Searing, disquieting honesty

Given how sympathetic [Jean] Thompson’s characters are, and how tenderly she cares for them, I found it puzzling that after a while, I was anticipating the epiphanic, redemptive plot turns with something closer to apprehension than to the relief and satisfaction I assumed I was meant to feel. … I kept putting down the book to ponder how the greatest writers, the Chekhovs and the Alice Munros, can make the quotidian seem transcendent, while others (not that Thompson is necessarily among these) merely remind us of the claustrophobia-inducing banality of the everyday.

Part of the trouble with “Do Not Deny Me” may be that the structure of these stories can seem more formulaic than organic. … Too often, she seems more interested in finding something with which the reader can safely identify … than in risking the searing, disquieting honesty that makes us (as we do, reading Munro) see and admit something secret and previously hidden about ourselves, our behavior and the world in which we live. It’s the reader, not the character, whose epiphany can make a story memorable.

Francine Prose

Toxic to Fiction

[Writer Cate Kennedy] considers the internet’s constant flow of unprocessed information and chatter ”toxic to fiction”, which requires quiet, slow reflection by writers and readers. ”We’re decontextualising, pasting bits of other people’s work on our blogs and creating unoriginal mash-ups,” she said.

Kennedy limits herself to checking emails twice a day and saves up her internet research as if for an occasional library excursion.

Susan Wyndham

Writing about the things that really matter

One of the places you can really see the influence of “Operating Instructions” is in the proliferation of mommy blogs. I wonder if you read any — or if you think, if you were a young and single mom now, you would be blogging?

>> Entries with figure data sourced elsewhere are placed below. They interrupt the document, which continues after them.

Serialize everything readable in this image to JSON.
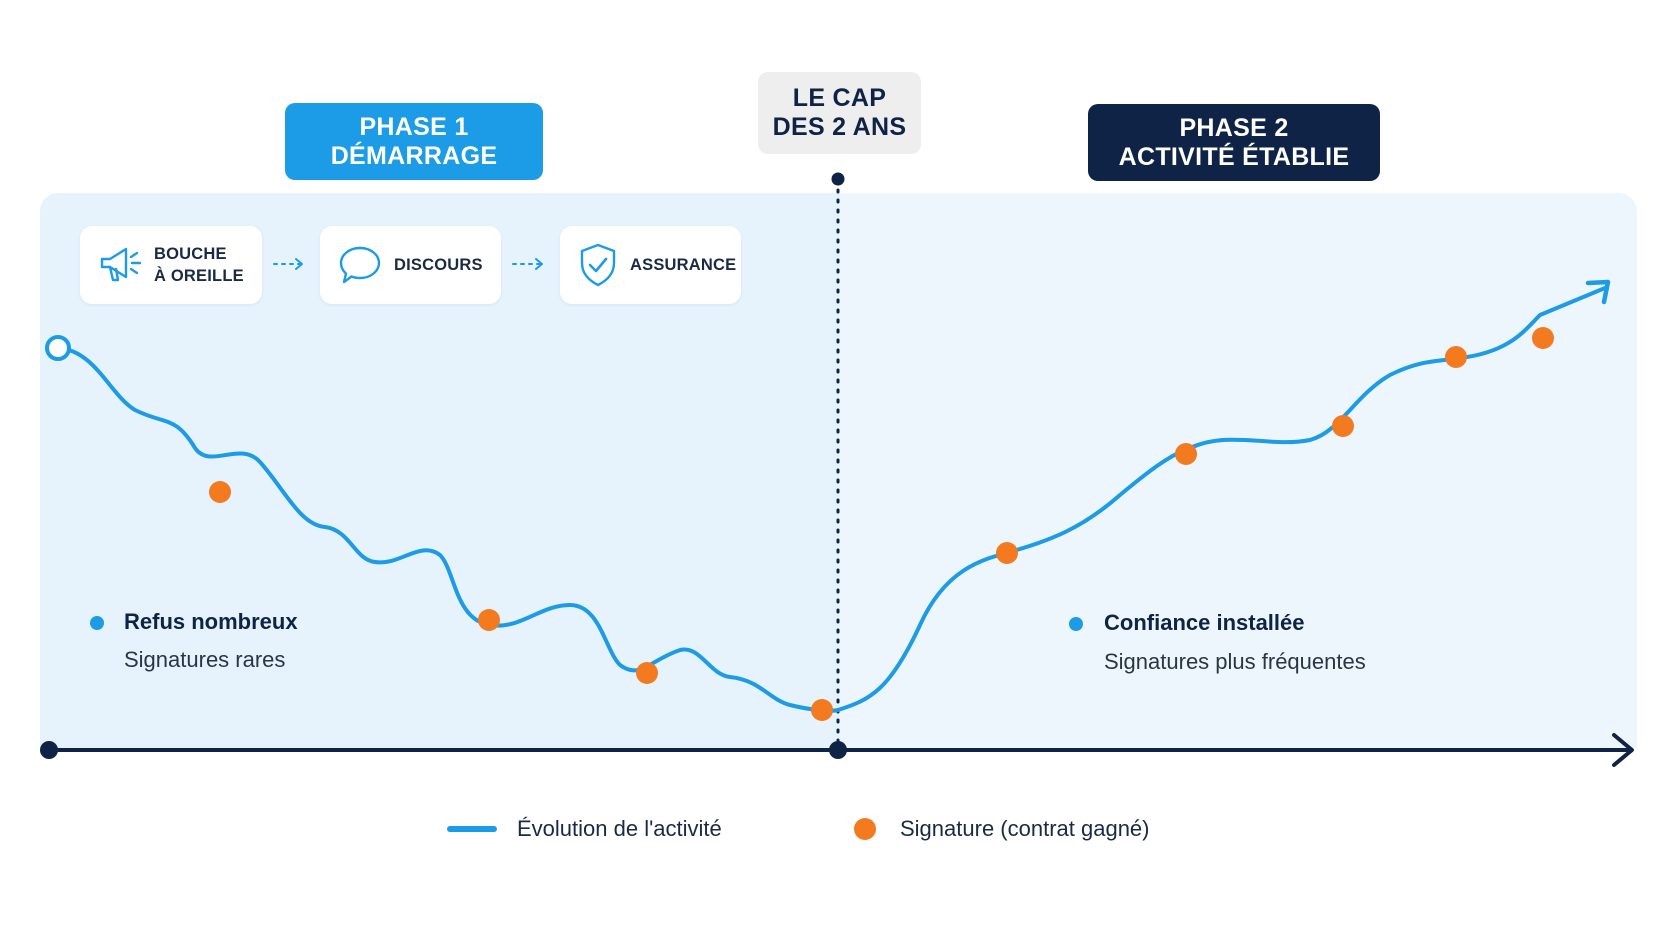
{
  "phase1": {
    "line1": "PHASE 1",
    "line2": "DÉMARRAGE"
  },
  "cap": {
    "line1": "LE CAP",
    "line2": "DES 2 ANS"
  },
  "phase2": {
    "line1": "PHASE 2",
    "line2": "ACTIVITÉ ÉTABLIE"
  },
  "steps": [
    {
      "line1": "BOUCHE",
      "line2": "À OREILLE",
      "icon": "megaphone-icon"
    },
    {
      "line1": "DISCOURS",
      "icon": "speech-bubble-icon"
    },
    {
      "line1": "ASSURANCE",
      "icon": "shield-check-icon"
    }
  ],
  "left_note": {
    "title": "Refus nombreux",
    "subtitle": "Signatures rares"
  },
  "right_note": {
    "title": "Confiance installée",
    "subtitle": "Signatures plus fréquentes"
  },
  "legend": {
    "line_label": "Évolution de l'activité",
    "dot_label": "Signature (contrat gagné)"
  },
  "colors": {
    "line": "#1c9be6",
    "signature": "#f47a20",
    "axis": "#0f2347",
    "phase1": "#1c9be6",
    "phase2": "#0f2347"
  },
  "chart_data": {
    "type": "line",
    "x_unit": "normalized time (1 = 2-year mark)",
    "series": [
      {
        "name": "Évolution de l'activité",
        "points": [
          [
            0.0,
            1.0
          ],
          [
            0.08,
            0.91
          ],
          [
            0.18,
            0.62
          ],
          [
            0.22,
            0.55
          ],
          [
            0.32,
            0.44
          ],
          [
            0.45,
            0.36
          ],
          [
            0.55,
            0.28
          ],
          [
            0.65,
            0.23
          ],
          [
            0.75,
            0.17
          ],
          [
            0.85,
            0.12
          ],
          [
            0.92,
            0.08
          ],
          [
            1.0,
            0.05
          ],
          [
            1.15,
            0.33
          ],
          [
            1.3,
            0.45
          ],
          [
            1.45,
            0.72
          ],
          [
            1.65,
            0.83
          ],
          [
            1.8,
            0.92
          ],
          [
            2.0,
            1.07
          ]
        ]
      }
    ],
    "signatures": [
      [
        0.22,
        0.55
      ],
      [
        0.56,
        0.28
      ],
      [
        0.76,
        0.17
      ],
      [
        0.98,
        0.05
      ],
      [
        1.22,
        0.38
      ],
      [
        1.46,
        0.72
      ],
      [
        1.65,
        0.83
      ],
      [
        1.81,
        0.92
      ],
      [
        1.92,
        0.94
      ]
    ]
  }
}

I don’t think I would have ever blogged. I am not even sure how you find someone’s blog. What I loved were all those years of doing shaped, crafted essays about my life and spiritual or political pursuits — but those 1,200 or whatever words took a full week to get just right. They were the length and the topics I love to read. I always used to tell my writing students to write what they’d love to come upon — and I love deeply honest, authentic writing about the things that really matter in our lives. I asked Sam the other day if people could make money on Twitter or blogging, and he said, not really. Plus, my friend Mary saw a T-shirt at the airport that said, “No one reads your blog.”

What I think is great is everyone writing their truth, keeping a written video of their lives, their families’ lives — growing up, and seeking connection with others in this very jarring and disconnected world. But I don’t think I’m a blogging type — I’m-too much of a perfectionist. I keep trying to capture moments and passages just right, so other people might find a little light to see by in my work. And that takes forever.

Anne Lamott
in an interview with Sarah Hepola

Those who dwell in the land of ambivalence

Border crossings require resolve. Getting on a plane, getting married, moving, taking a job, writing the first words. Babies cry themselves to sleep resisting the transition from wakefulness to slumber. Throughout my life I’ve kept a classification of the two kinds of people in the world: those who dwell in the land of ambivalence and those who give it a glance and drive on. Those who know where they’re going, and the perpetual rubberneckers.

Elizabeth Rubin

A certain kind of writing

I’ve actually been feeling kind of conflicted about the blog, because…I mean, I like it. I like having a place for readers to get together. I love the community that readers have formed there. But I am not making posts very frequently. I was when I first started. I might just have blog fatigue like everyone gets, but also I feel like it was kind of sapping my autobiographical juices, which I need to put in this other project. Blogging is wonderful, but it’s a certain kind of writing. It’s not seasoned. You haven’t sat with something and refined it over and over. It just comes out, and then it’s gone (laughs). So I’m not doing so much blogging lately, just kind of doing a minimal amount of posts to keep a connection going.